For more than 15 years, patients and previvors with these gene mutations have been able to turn to Facing Our Risk of Cancer Empowered (FORCE), the only national nonprofit organization dedicated to supporting them. The group includes resources for men, who can be affected by or pass down these inherited genes.
Finally, the issue of health equity and disparity in care is a major focus across the entire breast cancer patient advocacy network. More sisters networks focused specifically on Black and Hispanic patients with breast cancer have formed, and there is a push toward ensuring that advocates are compensated for their time, which would help make advocacy involvement, which has traditionally been volunteer based, more representative of the entire population.
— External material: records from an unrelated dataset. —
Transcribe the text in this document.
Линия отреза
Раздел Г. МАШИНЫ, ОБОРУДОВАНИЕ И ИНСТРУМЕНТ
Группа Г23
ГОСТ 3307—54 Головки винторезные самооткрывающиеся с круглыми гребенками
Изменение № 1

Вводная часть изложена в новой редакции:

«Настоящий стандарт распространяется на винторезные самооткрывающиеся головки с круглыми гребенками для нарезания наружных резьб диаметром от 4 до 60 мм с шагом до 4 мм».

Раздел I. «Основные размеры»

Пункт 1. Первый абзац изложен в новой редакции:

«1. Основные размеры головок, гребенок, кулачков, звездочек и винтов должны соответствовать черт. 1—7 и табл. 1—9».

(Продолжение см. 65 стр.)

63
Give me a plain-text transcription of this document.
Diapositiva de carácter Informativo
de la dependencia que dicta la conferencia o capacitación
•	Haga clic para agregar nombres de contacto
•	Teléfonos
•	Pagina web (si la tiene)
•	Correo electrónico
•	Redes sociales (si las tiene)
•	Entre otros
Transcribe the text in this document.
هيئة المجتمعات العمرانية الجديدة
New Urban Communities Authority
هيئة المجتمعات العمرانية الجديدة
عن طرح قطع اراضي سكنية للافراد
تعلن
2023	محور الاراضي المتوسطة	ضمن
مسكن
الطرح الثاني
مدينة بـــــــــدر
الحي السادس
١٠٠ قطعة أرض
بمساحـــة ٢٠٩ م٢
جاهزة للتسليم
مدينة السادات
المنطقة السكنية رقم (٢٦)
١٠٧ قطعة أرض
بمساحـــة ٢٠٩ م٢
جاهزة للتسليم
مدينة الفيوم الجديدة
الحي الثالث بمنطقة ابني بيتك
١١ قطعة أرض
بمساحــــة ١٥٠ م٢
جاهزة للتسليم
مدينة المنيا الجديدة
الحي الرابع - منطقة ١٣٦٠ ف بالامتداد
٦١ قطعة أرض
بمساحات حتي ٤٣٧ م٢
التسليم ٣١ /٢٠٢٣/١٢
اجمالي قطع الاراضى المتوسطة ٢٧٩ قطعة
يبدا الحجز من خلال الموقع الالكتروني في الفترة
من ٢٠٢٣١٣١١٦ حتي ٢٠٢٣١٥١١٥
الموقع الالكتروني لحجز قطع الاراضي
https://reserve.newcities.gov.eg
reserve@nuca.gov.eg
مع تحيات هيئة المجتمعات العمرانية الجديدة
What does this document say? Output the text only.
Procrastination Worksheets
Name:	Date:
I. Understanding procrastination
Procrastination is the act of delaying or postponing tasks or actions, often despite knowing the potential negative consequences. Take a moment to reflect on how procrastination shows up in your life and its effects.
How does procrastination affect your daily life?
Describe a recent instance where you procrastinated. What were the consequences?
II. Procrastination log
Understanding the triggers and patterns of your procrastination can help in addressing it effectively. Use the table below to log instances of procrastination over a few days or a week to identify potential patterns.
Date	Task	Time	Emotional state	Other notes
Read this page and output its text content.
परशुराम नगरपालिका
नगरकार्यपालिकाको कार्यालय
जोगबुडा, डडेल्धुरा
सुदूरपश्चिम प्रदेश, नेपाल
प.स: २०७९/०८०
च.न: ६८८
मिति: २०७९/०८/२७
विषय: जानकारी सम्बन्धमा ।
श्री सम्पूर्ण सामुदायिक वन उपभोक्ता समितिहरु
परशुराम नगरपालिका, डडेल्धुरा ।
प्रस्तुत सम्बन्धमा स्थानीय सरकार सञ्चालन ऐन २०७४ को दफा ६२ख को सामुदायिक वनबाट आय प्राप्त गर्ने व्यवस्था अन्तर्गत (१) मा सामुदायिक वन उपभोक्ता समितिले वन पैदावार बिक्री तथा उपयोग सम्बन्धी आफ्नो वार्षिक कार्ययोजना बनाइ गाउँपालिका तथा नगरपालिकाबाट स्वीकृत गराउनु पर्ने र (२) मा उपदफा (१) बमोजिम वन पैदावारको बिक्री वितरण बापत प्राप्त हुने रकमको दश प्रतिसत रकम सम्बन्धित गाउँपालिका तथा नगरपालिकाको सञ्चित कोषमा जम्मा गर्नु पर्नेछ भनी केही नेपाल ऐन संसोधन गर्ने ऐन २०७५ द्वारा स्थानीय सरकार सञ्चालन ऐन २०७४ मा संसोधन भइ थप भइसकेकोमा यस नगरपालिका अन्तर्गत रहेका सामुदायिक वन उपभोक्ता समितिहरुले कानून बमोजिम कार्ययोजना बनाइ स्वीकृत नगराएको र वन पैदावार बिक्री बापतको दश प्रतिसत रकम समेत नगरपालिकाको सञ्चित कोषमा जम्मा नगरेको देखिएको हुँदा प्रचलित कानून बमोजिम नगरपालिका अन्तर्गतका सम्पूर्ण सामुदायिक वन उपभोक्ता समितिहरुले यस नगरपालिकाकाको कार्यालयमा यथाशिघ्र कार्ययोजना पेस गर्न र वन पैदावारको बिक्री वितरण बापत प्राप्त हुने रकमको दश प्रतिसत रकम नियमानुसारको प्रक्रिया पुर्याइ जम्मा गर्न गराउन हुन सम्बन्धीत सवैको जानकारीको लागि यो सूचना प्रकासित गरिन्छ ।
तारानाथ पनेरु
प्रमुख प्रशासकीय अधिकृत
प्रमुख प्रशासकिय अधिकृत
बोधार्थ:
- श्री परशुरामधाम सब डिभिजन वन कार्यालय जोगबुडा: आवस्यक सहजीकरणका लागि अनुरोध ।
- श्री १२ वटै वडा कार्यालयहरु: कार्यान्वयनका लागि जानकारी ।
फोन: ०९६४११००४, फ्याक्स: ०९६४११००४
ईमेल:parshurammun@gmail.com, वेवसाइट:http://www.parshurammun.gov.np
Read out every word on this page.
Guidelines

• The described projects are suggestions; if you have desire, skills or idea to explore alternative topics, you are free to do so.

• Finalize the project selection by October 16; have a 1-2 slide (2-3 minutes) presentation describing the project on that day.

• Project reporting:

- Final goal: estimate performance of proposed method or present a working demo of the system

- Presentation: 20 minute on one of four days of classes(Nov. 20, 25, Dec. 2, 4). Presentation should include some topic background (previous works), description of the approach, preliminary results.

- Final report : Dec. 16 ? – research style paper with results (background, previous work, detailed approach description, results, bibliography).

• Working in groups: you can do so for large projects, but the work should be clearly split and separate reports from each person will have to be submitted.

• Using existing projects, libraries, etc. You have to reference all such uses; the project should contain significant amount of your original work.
For Brinker, addressing health equity is the next necessary step toward fulfilling the promise she made to her sister 40 years ago — and what led her recently to found the Promise Fund of Florida, with the goal of eliminating barriers to quality health care and creating a community- based continuum of care for all.
“I have committed the rest of whatever my life will be to get this done,” Brinker says. “At the end of the day, I honestly believe that sometimes, to be an advocate, you have to be a bit of a maverick and just go off and do what you think is the right thing to do.”